In one analysis, researchers gathered previously inaccessible data such as “repetitive cognitive testing, speech characterization, or swallowing monitoring” via DHT. The hope is that this data can lead to new medical advances and treatments for these debilitating disorders. Japanese company Takeda is working to bring digital monitoring technologies to Parkinson’s patients. Takeda has created an integrated care solution called Care for One, in which Parkinson’s patients can use an app on their Apple Watch 1 to continuously monitor symptoms, capture movement and collect data. Patients can also enter additional medical information into the app and send complete data directly to their doctor’s computer.

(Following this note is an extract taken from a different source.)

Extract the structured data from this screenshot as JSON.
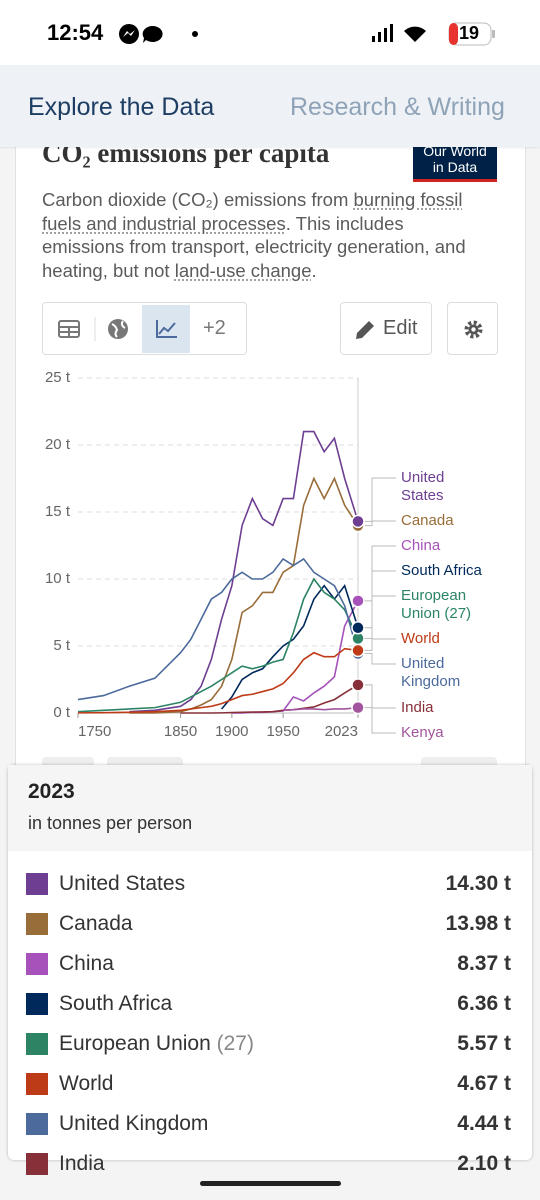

The future of digital technology in healthcare

There is evidence that the use of DHTs will continue to expand globally. Forecast trends show that the digital health market is expected to grow at a compound annual growth rate (CAGR) of 18.6% between 2023 and 2030. DHTs make real-world data collection more accessible and efficient for health researchers. medicine. Technologies improve clinical trial recruitment, diversify participant demographics, improve retention and compliance, reduce costs, and improve data collection, management, quality, and analysis. Digital technologies also help analyze patient data, identify patterns, predict outcomes, and advance new perspectives in personalized medicine.

This evolution is essential to address the complexities of precision medicine, drug development and modern healthcare delivery. AI, ML and other emerging technologies will continue to accelerate the digitalization of clinical trials, leading to an increased data-driven approach to study design and implementation. As clinical trials and healthcare become increasingly digitalized and patient-centered, they will blend seamlessly to create a holistic journey that maximizes the benefits of medical advancement for the medical industry and patients.